費長房が老人に「壺の中に連れてってくれ」と頼んだように、孔子は「曾晳の壺中に私も入れてくれ」の気持ちで褒めたのではないか。

論語には書かれていないが、私はそのように解釈している。

 

親との隔絶もあるが

東洋思想を学ぶことは、古臭いイメージがある。

しかし、その古く冷たい思想を温め、親しみ、壺中の天を作っていく。

周囲には、その意味や価値が分からないかもしれない。

おそらく、多くの人は理解しない。

親や兄弟でさえ、理解してくれないかもしれない。

親だからこそ、ということも多かろう。

親は、ご飯のタネになるような勉強をしてほしいと思う。

思想的なことは、どちらかといえば敬遠する。

 

それでいいのだ。

人の理解を求めるのではない。

自分の世界を作ることが目的である。

ただ、親の気持ちは理解したい。

親の己を知らざるを患えず、親を知らざるを患う、ということだ。

 

味のある学問

自分”だけ”の世界を作ると思えば、多くの人から理解されないのは、却って味なことである。

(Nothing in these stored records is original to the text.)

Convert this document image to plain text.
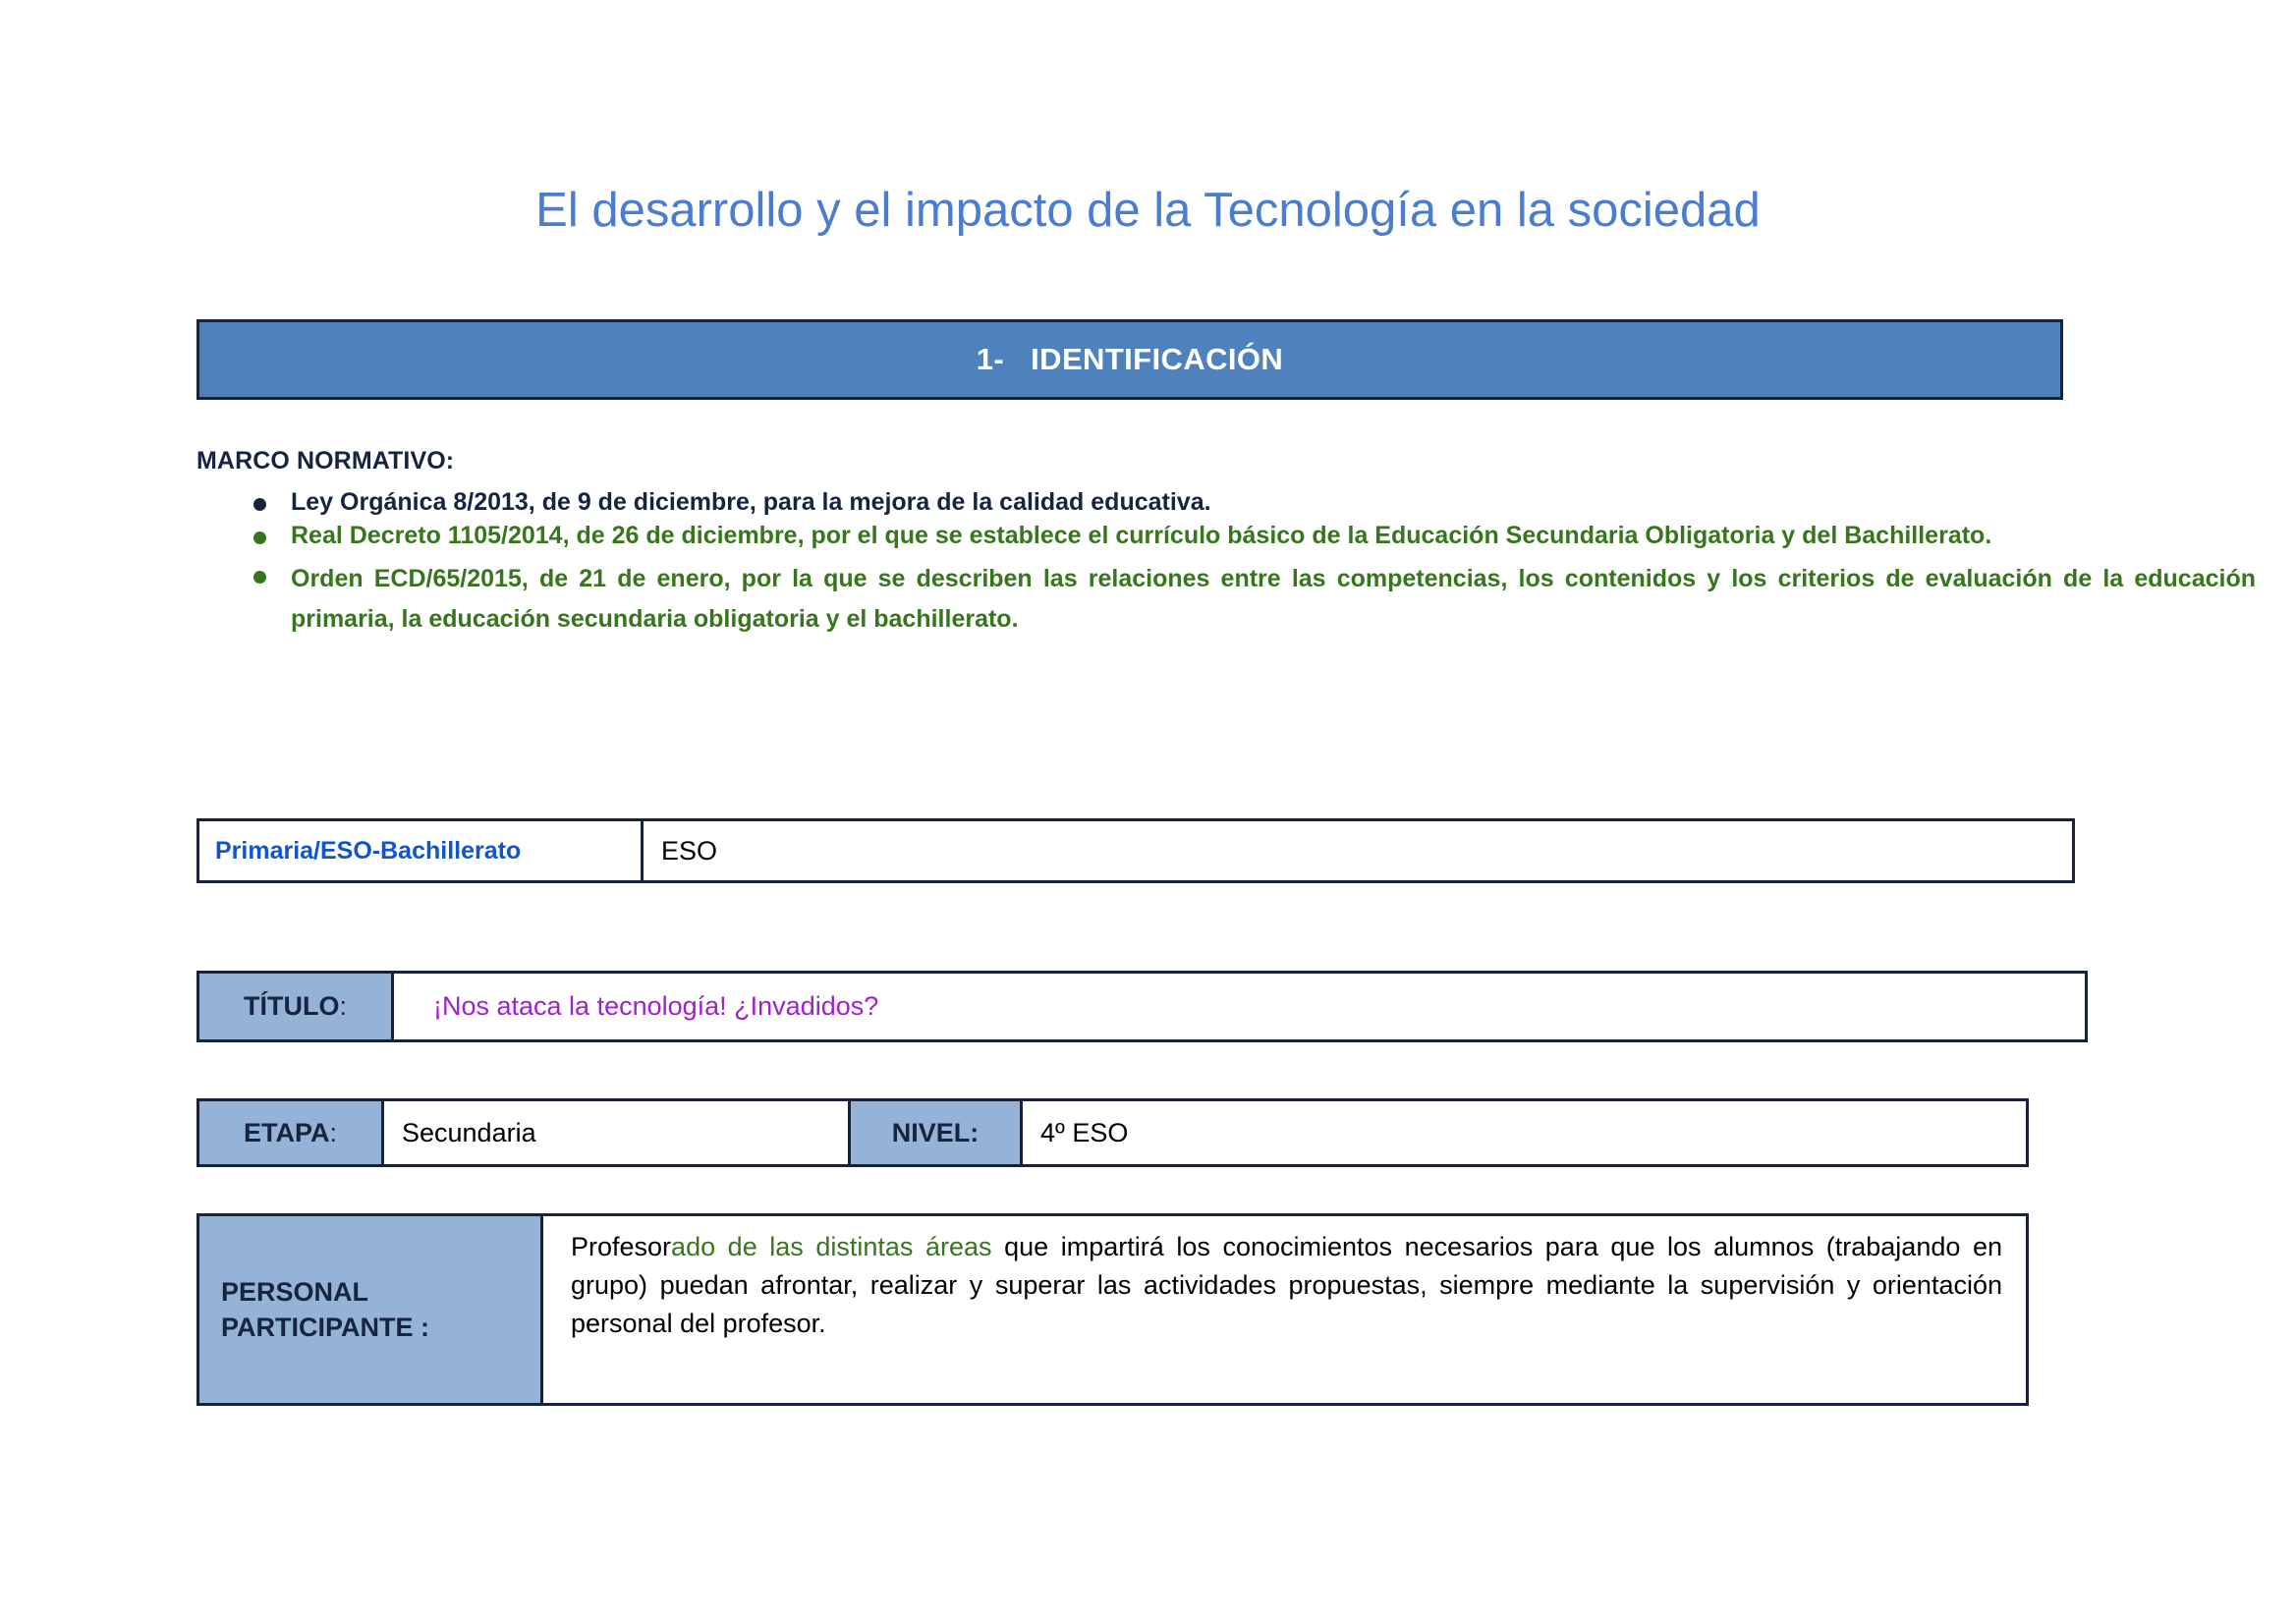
El desarrollo y el impacto de la Tecnología en la sociedad
1-   IDENTIFICACIÓN
MARCO NORMATIVO:
Ley Orgánica 8/2013, de 9 de diciembre, para la mejora de la calidad educativa.
Real Decreto 1105/2014, de 26 de diciembre, por el que se establece el currículo básico de la Educación Secundaria Obligatoria y del Bachillerato.
Orden ECD/65/2015, de 21 de enero, por la que se describen las relaciones entre las competencias, los contenidos y los criterios de evaluación de la educación primaria, la educación secundaria obligatoria y el bachillerato.
Primaria/ESO-Bachillerato	ESO
TÍTULO:	¡Nos ataca la tecnología! ¿Invadidos?
ETAPA: Secundaria	NIVEL: 4º ESO
PERSONAL
PARTICIPANTE :
Profesorado de las distintas áreas que impartirá los conocimientos necesarios para que los alumnos (trabajando en grupo) puedan afrontar, realizar y superar las actividades propuestas, siempre mediante la supervisión y orientación personal del profesor.
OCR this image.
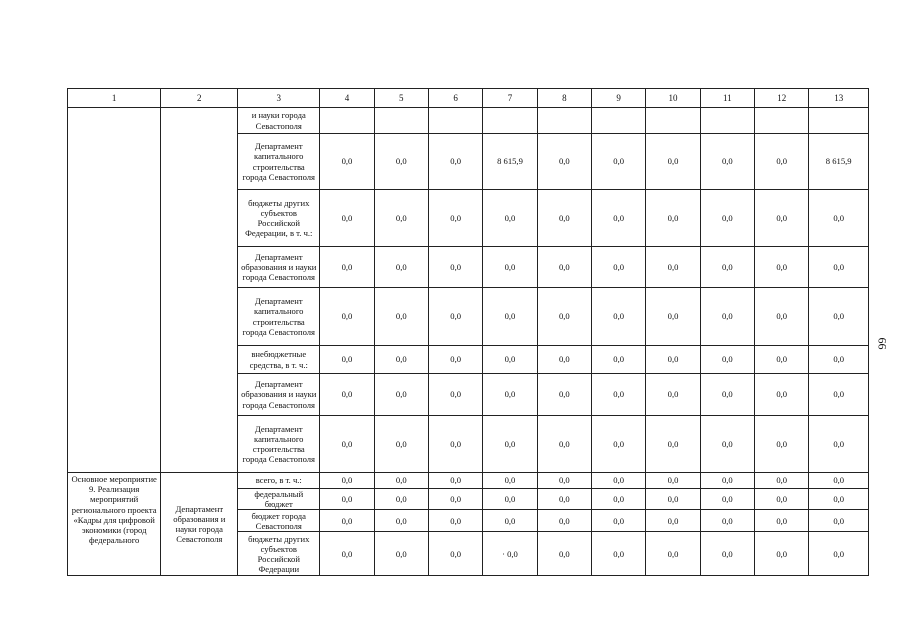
1	2	3	4	5	6	7	8	9	10	11	12	13
		и науки города Севастополя										
		Департамент капитального строительства города Севастополя	0,0	0,0	0,0	8 615,9	0,0	0,0	0,0	0,0	0,0	8 615,9
		бюджеты других субъектов Российской Федерации, в т. ч.:	0,0	0,0	0,0	0,0	0,0	0,0	0,0	0,0	0,0	0,0
		Департамент образования и науки города Севастополя	0,0	0,0	0,0	0,0	0,0	0,0	0,0	0,0	0,0	0,0
		Департамент капитального строительства города Севастополя	0,0	0,0	0,0	0,0	0,0	0,0	0,0	0,0	0,0	0,0
		внебюджетные средства, в т. ч.:	0,0	0,0	0,0	0,0	0,0	0,0	0,0	0,0	0,0	0,0
		Департамент образования и науки города Севастополя	0,0	0,0	0,0	0,0	0,0	0,0	0,0	0,0	0,0	0,0
		Департамент капитального строительства города Севастополя	0,0	0,0	0,0	0,0	0,0	0,0	0,0	0,0	0,0	0,0
Основное мероприятие 9. Реализация мероприятий регионального проекта «Кадры для цифровой экономики (город федерального	Департамент образования и науки города Севастополя	всего, в т. ч.:	0,0	0,0	0,0	0,0	0,0	0,0	0,0	0,0	0,0	0,0
		федеральный бюджет	0,0	0,0	0,0	0,0	0,0	0,0	0,0	0,0	0,0	0,0
		бюджет города Севастополя	0,0	0,0	0,0	0,0	0,0	0,0	0,0	0,0	0,0	0,0
		бюджеты других субъектов Российской Федерации	0,0	0,0	0,0	· 0,0	0,0	0,0	0,0	0,0	0,0	0,0
66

分かる人には分かる、分かる人にしか分からない、これは味なことである。

分かる人は、少し話せば分かってくれる。

分からない人は、言葉を尽くしても分かってもらえない。

分からない人にいくら語っても、無味乾燥であり、虚しさだけが残る。

それよりも、分かる人には分かる、何よりそれを作り上げた自分自身がよく知っている、そんな壺中の天を私は作りたい。

 

ここを目指して学問するならば、小人の嘲りなどどうでもよくなる。

小人何をかいわんや。我、腹中に書あり、壺中の天あり。

こういったわけである。

 

「老」ということ

思えば学生の頃、今ほど明確ではないが、私にもこの気分はあったように思う。

周りの人たちがどう思っていたか。恵まれていたとは思うが、私が気にしなかったことも大きかったのかもしれない。

いや、やはり周りの友人はよい男ばかりであったろう。

当時の私は、理想ばかり大きく、腹中に書なく、壺中の天なしであったのだから。

 

 

それでも、当時からこういった考え方を持っていたことは無益ではなかったし、私の中で地下水的に流れ続け、今に至ったものと思う。

今後も、一生涯にわたって影響し続けるに違いない。

東洋思想の味わい深さは、こういうところにある。

いわゆる「老」である。

老練とか、老酒の老である。

 

刺激の強い思想ではない。

学んだからといって、自分自身をガラリと変えるような即効性はない。

しかし、なんともいえぬ味わいがある。

いつの間にか酔っぱらっている、じわじわと効いてくる、そんな感じがある。

 

こういうものの味わいを知っていると、強みになる。

世の中が乱れている。

コロナ、オリンピックを通して、それが露になっている。

そんな時でも、腹中有書、壺中有天、自分の道を失わない。

これは大変な強みである。

 

今後も、この境地を深めていきたいと思う。